QuantumATK => General Questions and Answers => Topic started by: naash on April 4, 2011, 06:23

Title: logfile meaning
Post by: naash on April 4, 2011, 06:23
Numbers of Processors:  10
---------------------------
started mpd Number: 5
---------------------------
/share/apps/ATK/atkpython/bin/atkpython: line 3:  7097 Killed                  PSEUDOPOTENTIALS_PATH=$EXEC_DIR/../share/pseudopotentials GPAW_SETUP_PATH=$EXEC_DIR/../share/gpaw-setups/ PYTHONHOME=$EXEC_DIR/.. PYTHONPATH= LD_LIBRARY_PATH=$EXEC_DIR/../lib $EXEC_DIR/atkpython_exec $*


rank 8 in job 1  node9_42312   caused collective abort of all ranks
  exit status of rank 8: return code 137

 what does the above message mean
Title: Re: logfile meaning
Post by: Anders Blom on April 4, 2011, 10:37
Usually it means you have run out of memory.
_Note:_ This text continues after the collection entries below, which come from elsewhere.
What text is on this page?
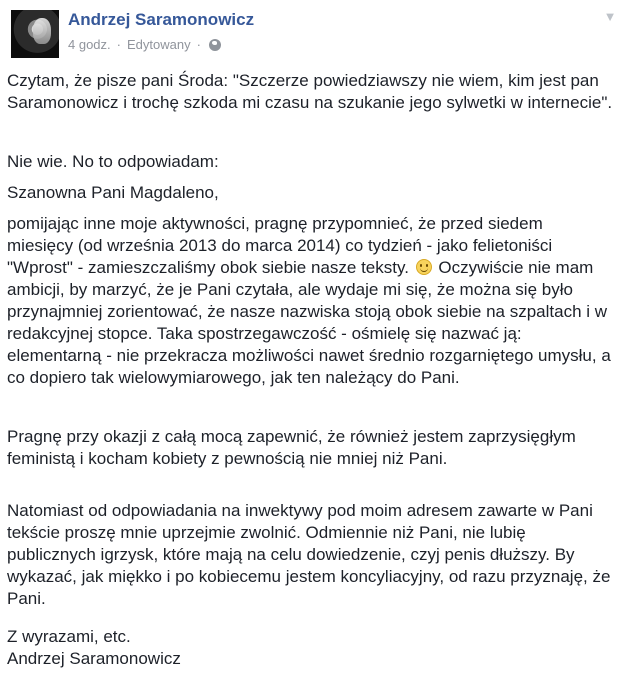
Andrzej Saramonowicz
4 godz. · Edytowany ·
▼

Czytam, że pisze pani Środa: "Szczerze powiedziawszy nie wiem, kim jest pan Saramonowicz i trochę szkoda mi czasu na szukanie jego sylwetki w internecie".

Nie wie. No to odpowiadam:

Szanowna Pani Magdaleno,

pomijając inne moje aktywności, pragnę przypomnieć, że przed siedem miesięcy (od września 2013 do marca 2014) co tydzień - jako felietoniści "Wprost" - zamieszczaliśmy obok siebie nasze teksty. Oczywiście nie mam ambicji, by marzyć, że je Pani czytała, ale wydaje mi się, że można się było przynajmniej zorientować, że nasze nazwiska stoją obok siebie na szpaltach i w redakcyjnej stopce. Taka spostrzegawczość - ośmielę się nazwać ją: elementarną - nie przekracza możliwości nawet średnio rozgarniętego umysłu, a co dopiero tak wielowymiarowego, jak ten należący do Pani.

Pragnę przy okazji z całą mocą zapewnić, że również jestem zaprzysięgłym feministą i kocham kobiety z pewnością nie mniej niż Pani.

Natomiast od odpowiadania na inwektywy pod moim adresem zawarte w Pani tekście proszę mnie uprzejmie zwolnić. Odmiennie niż Pani, nie lubię publicznych igrzysk, które mają na celu dowiedzenie, czyj penis dłuższy. By wykazać, jak miękko i po kobiecemu jestem koncyliacyjny, od razu przyznaję, że Pani.

Z wyrazami, etc.
Andrzej Saramonowicz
Your first lines seem to indicate that your run 10 MPI processes on 5 nodes. That means each node runs two processes, and this doubles the memory requirement (each processes uses about the same amount as a serial process). The rule of thumb is one MPI process per physical node, unless the calculation is small (compared to the available RAM).

Also, if this is ATK 10.8, you can consider upgrading to 11.2 which uses less memory for two-probe calculations.